Le Bureau de recherches géologiques et minières (BRGM) avait déjà identifié en 2018 le potentiel de la région, avant que l’Élysée ne demande un inventaire des ressources minières pour décarboner l’économie – comme le lithium. « Ce qui est connu, c’est le nord du Massif central, le long d’une bande qui va globalement du Limousin jusque dans l’Allier. On en connait aussi en Bretagne. On a aussi du lithium présent dans des saumures (eaux chaudes souterraines) dans la plaine d’Alsace et le Massif central », explique Eric Gloaguen, géologue au BRGM. « Au niveau européen, la France se situe très, très bien », affirme-t-il.
SUV électriques
Un autre gisement a été identifié dans le Limousin à Montebras, où était déjà exploitée la seule mine de lithium de France. « La France a un potentiel plus qu’honorable qui reste à démontrer quand il y aura quelque chose en exploitation et si tous les paramètres sociétaux et environnementaux le permettent », selon le chercheur.
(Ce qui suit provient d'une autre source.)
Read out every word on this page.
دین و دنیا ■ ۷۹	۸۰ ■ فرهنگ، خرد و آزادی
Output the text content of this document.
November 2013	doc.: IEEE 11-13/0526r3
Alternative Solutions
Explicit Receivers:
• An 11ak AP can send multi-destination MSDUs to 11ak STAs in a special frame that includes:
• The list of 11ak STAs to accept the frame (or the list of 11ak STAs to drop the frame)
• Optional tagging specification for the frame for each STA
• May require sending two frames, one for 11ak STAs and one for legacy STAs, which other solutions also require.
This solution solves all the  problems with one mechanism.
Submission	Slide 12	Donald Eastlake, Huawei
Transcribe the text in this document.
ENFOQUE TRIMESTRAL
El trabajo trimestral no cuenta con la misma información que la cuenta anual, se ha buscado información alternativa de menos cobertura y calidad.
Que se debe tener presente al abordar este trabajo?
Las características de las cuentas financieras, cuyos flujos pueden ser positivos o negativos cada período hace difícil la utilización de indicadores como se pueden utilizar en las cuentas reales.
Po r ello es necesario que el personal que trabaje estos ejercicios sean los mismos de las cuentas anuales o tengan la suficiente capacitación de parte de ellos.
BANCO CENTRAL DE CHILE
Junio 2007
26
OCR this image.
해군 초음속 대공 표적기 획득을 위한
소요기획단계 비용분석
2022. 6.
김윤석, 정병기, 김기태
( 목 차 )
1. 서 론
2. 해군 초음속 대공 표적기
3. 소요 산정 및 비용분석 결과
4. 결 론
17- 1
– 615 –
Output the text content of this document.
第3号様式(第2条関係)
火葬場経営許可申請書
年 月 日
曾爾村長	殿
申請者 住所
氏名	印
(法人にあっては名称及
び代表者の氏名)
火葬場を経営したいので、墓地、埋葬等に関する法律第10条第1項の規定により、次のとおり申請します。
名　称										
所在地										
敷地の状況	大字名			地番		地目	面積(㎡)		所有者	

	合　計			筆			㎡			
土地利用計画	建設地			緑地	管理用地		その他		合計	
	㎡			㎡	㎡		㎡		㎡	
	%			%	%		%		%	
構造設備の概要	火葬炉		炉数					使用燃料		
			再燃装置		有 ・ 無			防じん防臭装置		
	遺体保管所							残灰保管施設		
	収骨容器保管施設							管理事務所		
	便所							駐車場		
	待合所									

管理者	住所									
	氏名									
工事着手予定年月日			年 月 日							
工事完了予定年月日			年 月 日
Le projet d’Échassières, qui va faire l’objet d’un débat public au printemps, suscite des craintes localement. « Nous redoutons la baisse du niveau de la nappe, il y a la question de la quantité d’eau utilisée par la mine et de toutes les pollutions liées à ce projet », résume Jacques Morisot de l’association « Préservons la forêt des Colettes », très inquiet pour la forêt à proximité et plus largement pour l’économie locale qui, au-delà de l’industrie, repose sur l’agriculture et le tourisme. « On veut faire ce projet de mine pour équiper un nombre extravagant de SUV électriques mais (…) est-ce cela qu’il faut faire en termes de mobilité en respectant la planète ? » interroge le militant.
Imerys « entend les inquiétudes et essaye d’y répondre en faisant des études d’impact : on va mesurer le comportement des nappes sur un an et on inscrit le projet dans cette modélisation », rassure Christopher Heymann, affirmant qu’aucun forage ne sera réalisé sous la forêt et que le minerai sera transporté par canalisation et voie ferrée.
Les mêmes craintes affleurent dans le Puy-de-Dôme voisin, où les maires de trois communes – Parent, Coudes et Vic-le-Comte – ont fait voter des délibérations contre un projet de la société Sudmine, cette fois dans les saumures. Sudmine a déposé une demande de permis de recherche qui a fait l’objet d’une consultation publique jusqu’au 30 octobre et une réunion publique a été organisée. « Nous n’avons pas eu de réponses à nos questions. Certaines recherches se feraient dans le centre urbain de ma commune, ce qui pose problème. Nous redoutons l’impact sur l’eau alors que nous avons déjà des problèmes à ce niveau-là », affirme Laurys Le Marrec, maire de Coudes.